Lo que sucedió fue más simple: los monjes franciscanos, para evitar la forzada sustracción de su hijo adoptivo, hicieron un orificio en su sarcófago, retiraron por allí todos sus huesos y los escondieron tras una puerta que permaneció cerrada hasta 1865. Desde entonces, los restos de Dante descansan en la hermosa capilla que la ciudad de Ravena le dedicó. Sin embargo, algo le faltaba al poeta…
En 1999, apareció entre dos libros de la Biblioteca Nacional de Florencia un pequeño sobre que decía contener las cenizas del poeta. El profesor Masón, presidente de la sociedad Dante di Italia, sospechó que no eran legítimas ya que, como vimos, este no había sido cremado. Lo que pasó es algo más complicado de explicar.
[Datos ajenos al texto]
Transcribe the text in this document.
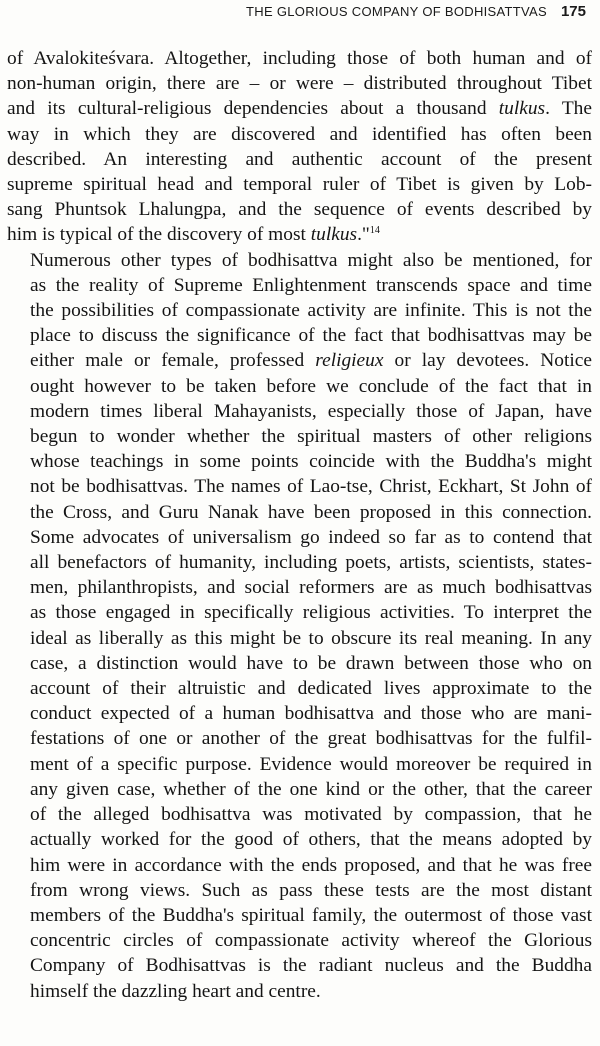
THE GLORIOUS COMPANY OF BODHISATTVAS 175

of Avalokiteśvara. Altogether, including those of both human and of
non-human origin, there are – or were – distributed throughout Tibet
and its cultural-religious dependencies about a thousand tulkus. The
way in which they are discovered and identified has often been
described. An interesting and authentic account of the present
supreme spiritual head and temporal ruler of Tibet is given by Lob-
sang Phuntsok Lhalungpa, and the sequence of events described by
him is typical of the discovery of most tulkus."$^{14}$

Numerous other types of bodhisattva might also be mentioned, for
as the reality of Supreme Enlightenment transcends space and time
the possibilities of compassionate activity are infinite. This is not the
place to discuss the significance of the fact that bodhisattvas may be
either male or female, professed religieux or lay devotees. Notice
ought however to be taken before we conclude of the fact that in
modern times liberal Mahayanists, especially those of Japan, have
begun to wonder whether the spiritual masters of other religions
whose teachings in some points coincide with the Buddha's might
not be bodhisattvas. The names of Lao-tse, Christ, Eckhart, St John of
the Cross, and Guru Nanak have been proposed in this connection.
Some advocates of universalism go indeed so far as to contend that
all benefactors of humanity, including poets, artists, scientists, states-
men, philanthropists, and social reformers are as much bodhisattvas
as those engaged in specifically religious activities. To interpret the
ideal as liberally as this might be to obscure its real meaning. In any
case, a distinction would have to be drawn between those who on
account of their altruistic and dedicated lives approximate to the
conduct expected of a human bodhisattva and those who are mani-
festations of one or another of the great bodhisattvas for the fulfil-
ment of a specific purpose. Evidence would moreover be required in
any given case, whether of the one kind or the other, that the career
of the alleged bodhisattva was motivated by compassion, that he
actually worked for the good of others, that the means adopted by
him were in accordance with the ends proposed, and that he was free
from wrong views. Such as pass these tests are the most distant
members of the Buddha's spiritual family, the outermost of those vast
concentric circles of compassionate activity whereof the Glorious
Company of Bodhisattvas is the radiant nucleus and the Buddha
himself the dazzling heart and centre.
Cuando el esqueleto de Dante fue redescubierto en Ravena en 1865, tras la puerta entre las capillas Rasponi y Braccioforte, el escultor Enrico Pazzy recogió el polvo de la urna y lo guardó en este sobre, que envío a la biblioteca de Florencia, para que al final tuvieran, los pobres florentinos, al menos una partecita del poeta. Por una desventura póstuma, esta carta permaneció extraviada por más de cien años. Al final de cuentas, los florentinos tenían a su hijo dilecto sin saberlo.
En 1878, un tal Pasquale Miccoli, en su lecho de muerte, entregó un paquete a sus descendientes, donde aparecieron unos huesos que, dijo, pertenecían a Dante. Efectivamente, estas eran partes de la osamenta que le faltaba al divino poeta y que Miccoli, al parecer, había tomado prestadas.
Pero no fue el único en dispersar a Dante. Muchos otros practicaron esta costumbre de tomar recuerdos íntimos de él. Es más, algunos comentan que ciertas partes del poeta terminaron en un puerto lejano de Sudamérica, llamado Buenos Aires.
El señor Luigi Barolo, próspero comerciante italiano que había hecho fortuna en Argentina, construyó el edificio más alto del país para eternizar su nombre y honrar al admirado poeta florentino. Pensaban, tanto Barolo como el arquitecto Pianti, que tarde o temprano estallaría una guerra peor a la que habían conocido en Italia a principios de siglo XX. Era menester, entonces, tener preparado un enterratorio a la altura de Dante. Por esa razón, el edificio que construyó reproduce las aventuras de Alighieri por los cielos y los infiernos y, además, albergó una réplica de la tumba que Miguel Ángel concibiera para él. Hoy la tumba ya no está en el palacio Barolo y nadie recuerda la simbología del edificio pero, en alguno de sus secretos pasajes, dicen que descansa una minúscula porción del bardo disperso.
Hacia 1921, en el mundo había tantos huesos, astillas y cartílagos atribuidos a Dante, que una comisión de anatomistas debió ser convocada para completar el rompecabezas óseo del poeta, que aún yace en Rávena, lejos de su ingrata Florencia.